Benar saja Bara dengan entengnya, menggendong sang istri seperti menggendong karung beras.
"Naik lo di sini" Bara mendudukkan Mayira bertengger di atas motor.
"Ya Allah takut.. Huuaa.. nanti jatuh" Mayira kalang kabut karena dia merasa posisi duduknya tidak tepat, dan kemungkinan besar akan terjatuh.
"Makanya diem, Jangan banyak gerak" Ucap Bara dengan perlahan, ia mulai melepaskan tubuh Mayira tapi sebelum itu ia sudah memastikan keseimbangan istrinya itu.
"Kak Kata dokter wanita hamil tidak boleh naik motor, apalagi motor gede yang tinggi seperti ini. Aku takut dede bayinya nggak nyaman di sana" Ucap Mayira ngasal.
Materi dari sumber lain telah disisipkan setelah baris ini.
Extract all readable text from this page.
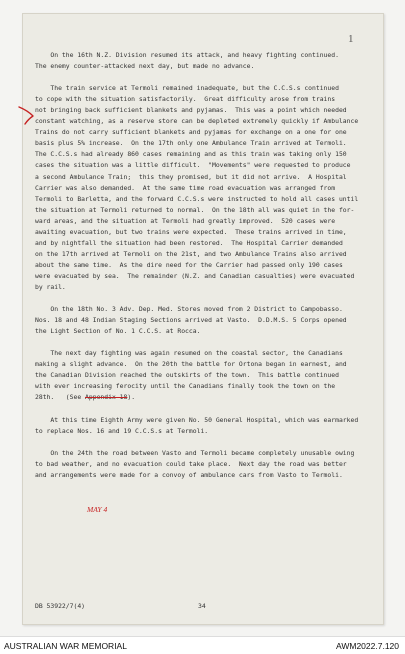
1
On the 16th N.Z. Division resumed its attack, and heavy fighting continued.
The enemy counter-attacked next day, but made no advance.
The train service at Termoli remained inadequate, but the C.C.S.s continued
to cope with the situation satisfactorily.  Great difficulty arose from trains
not bringing back sufficient blankets and pyjamas.  This was a point which needed
constant watching, as a reserve store can be depleted extremely quickly if Ambulance
Trains do not carry sufficient blankets and pyjamas for exchange on a one for one
basis plus 5% increase.  On the 17th only one Ambulance Train arrived at Termoli.
The C.C.S.s had already 860 cases remaining and as this train was taking only 150
cases the situation was a little difficult.  "Movements" were requested to produce
a second Ambulance Train;  this they promised, but it did not arrive.  A Hospital
Carrier was also demanded.  At the same time road evacuation was arranged from
Termoli to Barletta, and the forward C.C.S.s were instructed to hold all cases until
the situation at Termoli returned to normal.  On the 18th all was quiet in the for-
ward areas, and the situation at Termoli had greatly improved.  520 cases were
awaiting evacuation, but two trains were expected.  These trains arrived in time,
and by nightfall the situation had been restored.  The Hospital Carrier demanded
on the 17th arrived at Termoli on the 21st, and two Ambulance Trains also arrived
about the same time.  As the dire need for the Carrier had passed only 190 cases
were evacuated by sea.  The remainder (N.Z. and Canadian casualties) were evacuated
by rail.
On the 18th No. 3 Adv. Dep. Med. Stores moved from 2 District to Campobasso.
Nos. 18 and 48 Indian Staging Sections arrived at Vasto.  D.D.M.S. 5 Corps opened
the Light Section of No. 1 C.C.S. at Rocca.
The next day fighting was again resumed on the coastal sector, the Canadians
making a slight advance.  On the 20th the battle for Ortona began in earnest, and
the Canadian Division reached the outskirts of the town.  This battle continued
with ever increasing ferocity until the Canadians finally took the town on the
28th.   (See Appendix 18).
At this time Eighth Army were given No. 50 General Hospital, which was earmarked
to replace Nos. 16 and 19 C.C.S.s at Termoli.
On the 24th the road between Vasto and Termoli became completely unusable owing
to bad weather, and no evacuation could take place.  Next day the road was better
and arrangements were made for a convoy of ambulance cars from Vasto to Termoli.
MAY 4
DB 53922/7(4)	34
AUSTRALIAN WAR MEMORIAL	AWM2022.7.120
"Siapa yang bilang? Tanya Bara.
"Aku pernah dengar bunda ngomong, dan juga Ustadzah di pengajian. Kalau tidak percaya Kakak cari aja di Google" Sebenarnya Mayira sudah deg-degan takutnya Bara tetap memaksa, tapi untungnya Bara yang tidak tau menau tentang hal itu juga percaya aja omongan Mayira. Padahal Mayira cuman ngarang cerita doang dia juga nggak tahu, kebenarannya apa ya apa nggak.
Tapi alhamdulillah sih akhirnya Bara mengijinkan, Mayira pergi bersama sopirnya.
"Ya Allah mohon ampunkan dosa hamba, karena telah berbohong terhadap suami Amin" Doa Mayira dalam hati ketika sudah berada di dalam mobilnya.